Tenant Guides · Emergencies
Power's Out: Check This First
Most "no power" calls are a tripped breaker or a GFCI button. Two minutes of checking beats an hour of waiting.
The short version: whole street dark → it's Duquesne Light, report it to them. Just your place → check the breaker panel. Just one or two outlets (especially bathroom/kitchen/outside) → find and press the GFCI reset button. A breaker that won't stay on → stop resetting it and tell us.
First question: is it just you?
Look outside. If the neighbors and streetlights are dark too, it's a utility outage — report it on Duquesne Light's outage line or website (the number's on your bill and at duquesnelight.com) and sit tight. We can't fix the grid, but we do want to know about extended outages, especially in winter.

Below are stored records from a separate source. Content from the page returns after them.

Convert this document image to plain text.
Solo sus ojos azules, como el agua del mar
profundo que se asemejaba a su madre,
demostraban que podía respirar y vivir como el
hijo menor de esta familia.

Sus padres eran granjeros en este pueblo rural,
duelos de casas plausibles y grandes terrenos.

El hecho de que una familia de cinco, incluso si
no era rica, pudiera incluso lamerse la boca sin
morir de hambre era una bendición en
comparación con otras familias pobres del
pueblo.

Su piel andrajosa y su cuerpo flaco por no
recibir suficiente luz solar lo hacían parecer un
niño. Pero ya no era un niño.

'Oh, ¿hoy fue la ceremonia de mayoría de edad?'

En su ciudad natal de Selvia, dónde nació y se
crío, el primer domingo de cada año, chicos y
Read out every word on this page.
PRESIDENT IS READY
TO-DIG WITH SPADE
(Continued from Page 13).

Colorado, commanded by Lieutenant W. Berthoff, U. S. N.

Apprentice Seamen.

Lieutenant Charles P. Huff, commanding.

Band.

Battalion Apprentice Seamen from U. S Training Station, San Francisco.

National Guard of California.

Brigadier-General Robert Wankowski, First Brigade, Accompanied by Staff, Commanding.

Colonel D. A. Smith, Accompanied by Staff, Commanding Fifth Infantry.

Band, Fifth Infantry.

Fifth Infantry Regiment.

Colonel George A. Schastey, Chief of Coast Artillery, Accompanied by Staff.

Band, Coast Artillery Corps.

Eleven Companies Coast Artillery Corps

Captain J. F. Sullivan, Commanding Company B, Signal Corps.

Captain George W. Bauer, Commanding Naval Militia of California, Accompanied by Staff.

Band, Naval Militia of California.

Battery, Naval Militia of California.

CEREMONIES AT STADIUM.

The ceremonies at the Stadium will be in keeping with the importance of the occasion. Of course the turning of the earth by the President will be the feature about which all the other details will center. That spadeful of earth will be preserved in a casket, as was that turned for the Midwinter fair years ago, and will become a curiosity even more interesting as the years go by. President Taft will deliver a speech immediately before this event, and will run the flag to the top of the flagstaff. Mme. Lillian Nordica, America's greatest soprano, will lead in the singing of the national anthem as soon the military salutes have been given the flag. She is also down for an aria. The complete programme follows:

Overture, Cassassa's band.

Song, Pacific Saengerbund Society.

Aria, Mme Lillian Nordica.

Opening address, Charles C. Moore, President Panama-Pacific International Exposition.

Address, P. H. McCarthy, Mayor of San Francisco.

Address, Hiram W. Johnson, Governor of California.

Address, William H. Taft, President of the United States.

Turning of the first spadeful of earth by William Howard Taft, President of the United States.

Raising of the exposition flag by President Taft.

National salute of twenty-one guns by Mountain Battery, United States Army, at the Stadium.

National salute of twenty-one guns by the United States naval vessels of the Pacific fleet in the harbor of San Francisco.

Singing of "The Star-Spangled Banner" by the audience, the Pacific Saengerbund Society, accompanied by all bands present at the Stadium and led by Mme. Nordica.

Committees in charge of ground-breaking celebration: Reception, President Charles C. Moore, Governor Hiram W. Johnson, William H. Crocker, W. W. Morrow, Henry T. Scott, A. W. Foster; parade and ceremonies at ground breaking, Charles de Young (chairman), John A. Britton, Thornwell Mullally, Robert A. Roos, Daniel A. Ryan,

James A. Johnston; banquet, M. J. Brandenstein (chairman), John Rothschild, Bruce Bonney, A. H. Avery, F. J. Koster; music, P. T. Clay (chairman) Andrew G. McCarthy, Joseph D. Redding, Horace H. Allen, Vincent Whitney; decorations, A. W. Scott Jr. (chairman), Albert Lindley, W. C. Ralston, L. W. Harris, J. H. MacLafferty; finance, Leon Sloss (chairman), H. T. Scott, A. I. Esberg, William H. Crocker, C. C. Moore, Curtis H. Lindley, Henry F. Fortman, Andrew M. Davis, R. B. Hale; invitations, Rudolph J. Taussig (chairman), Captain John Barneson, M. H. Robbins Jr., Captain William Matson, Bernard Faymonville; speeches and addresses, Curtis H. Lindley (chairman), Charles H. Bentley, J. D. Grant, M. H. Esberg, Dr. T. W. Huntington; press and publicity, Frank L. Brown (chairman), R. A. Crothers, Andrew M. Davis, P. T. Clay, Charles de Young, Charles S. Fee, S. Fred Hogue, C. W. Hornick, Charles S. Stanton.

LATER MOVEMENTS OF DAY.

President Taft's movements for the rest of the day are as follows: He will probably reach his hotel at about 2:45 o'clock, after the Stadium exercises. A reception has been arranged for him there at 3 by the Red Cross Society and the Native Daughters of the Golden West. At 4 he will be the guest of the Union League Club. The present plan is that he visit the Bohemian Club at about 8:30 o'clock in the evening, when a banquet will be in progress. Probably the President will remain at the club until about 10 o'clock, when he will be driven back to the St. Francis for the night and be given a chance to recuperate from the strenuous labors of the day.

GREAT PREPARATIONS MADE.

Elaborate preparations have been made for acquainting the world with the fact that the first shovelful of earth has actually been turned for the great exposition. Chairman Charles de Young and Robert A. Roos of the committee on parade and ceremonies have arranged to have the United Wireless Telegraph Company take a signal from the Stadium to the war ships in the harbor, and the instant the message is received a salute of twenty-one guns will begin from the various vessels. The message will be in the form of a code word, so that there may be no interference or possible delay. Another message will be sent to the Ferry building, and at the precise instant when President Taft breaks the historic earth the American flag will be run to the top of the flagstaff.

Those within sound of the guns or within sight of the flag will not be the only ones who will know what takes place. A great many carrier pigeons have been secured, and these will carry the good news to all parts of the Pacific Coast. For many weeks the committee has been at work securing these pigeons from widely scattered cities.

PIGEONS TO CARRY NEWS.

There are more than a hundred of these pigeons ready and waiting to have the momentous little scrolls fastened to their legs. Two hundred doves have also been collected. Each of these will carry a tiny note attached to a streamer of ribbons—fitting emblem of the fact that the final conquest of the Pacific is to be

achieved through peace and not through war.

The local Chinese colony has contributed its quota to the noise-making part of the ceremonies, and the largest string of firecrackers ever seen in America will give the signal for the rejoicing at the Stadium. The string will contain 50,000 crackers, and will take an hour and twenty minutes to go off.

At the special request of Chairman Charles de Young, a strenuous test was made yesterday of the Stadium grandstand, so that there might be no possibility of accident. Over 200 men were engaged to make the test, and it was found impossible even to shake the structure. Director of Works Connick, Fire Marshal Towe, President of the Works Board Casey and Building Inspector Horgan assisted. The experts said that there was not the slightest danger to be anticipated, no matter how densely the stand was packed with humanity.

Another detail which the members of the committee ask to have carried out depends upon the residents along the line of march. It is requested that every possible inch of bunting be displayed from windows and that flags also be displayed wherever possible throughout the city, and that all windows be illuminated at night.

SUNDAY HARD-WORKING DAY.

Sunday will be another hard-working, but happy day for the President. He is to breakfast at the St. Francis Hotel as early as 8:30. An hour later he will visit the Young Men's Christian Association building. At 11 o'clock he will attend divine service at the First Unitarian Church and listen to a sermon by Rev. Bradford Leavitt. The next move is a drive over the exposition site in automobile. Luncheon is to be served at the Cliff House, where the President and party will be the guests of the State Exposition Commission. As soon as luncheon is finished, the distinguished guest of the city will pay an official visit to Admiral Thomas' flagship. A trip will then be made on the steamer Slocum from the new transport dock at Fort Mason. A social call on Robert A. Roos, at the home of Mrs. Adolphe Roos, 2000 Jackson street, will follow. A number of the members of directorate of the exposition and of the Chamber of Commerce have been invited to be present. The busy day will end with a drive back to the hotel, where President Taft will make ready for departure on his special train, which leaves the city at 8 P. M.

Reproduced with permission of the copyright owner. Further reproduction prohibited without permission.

Just your unit: the breaker panel
- Find your panel (basement, hallway closet, or kitchen, typically). Open it and scan for a breaker sitting between ON and OFF, or one that's visibly out of line with the rest.
- To reset: push it fully OFF first, then back ON. Halfway flips don't reset anything.
- If it trips again right away, stop. A breaker that won't hold is protecting you from something — unplug whatever's on that circuit and submit an urgent work order. Don't keep forcing it.
One dead outlet: the GFCI scavenger hunt
- Bathroom, kitchen, garage, basement, and outdoor outlets are usually protected by a GFCI — the outlet with TEST and RESET buttons.
- Here's the trick: one GFCI can control several ordinary-looking outlets downstream, even in other rooms. Dead bathroom outlet? The reset button might be in the other bathroom, the kitchen, or the garage.
- Press RESET firmly until it clicks. If it won't hold, or trips every time you plug something in, work order it.
While the power's out
- Fridge closed: food keeps about 4 hours in a closed fridge, 24–48 in a full closed freezer.
- Unplug sensitive electronics so the surge when power returns doesn't take them out.
- Never run a generator or grill indoors — including garages and basements. Carbon monoxide doesn't announce itself.
- If anyone in the household relies on powered medical equipment, the lease asks you to notify the utility and us in advance — do that now if you haven't, so you're flagged for priority restoration.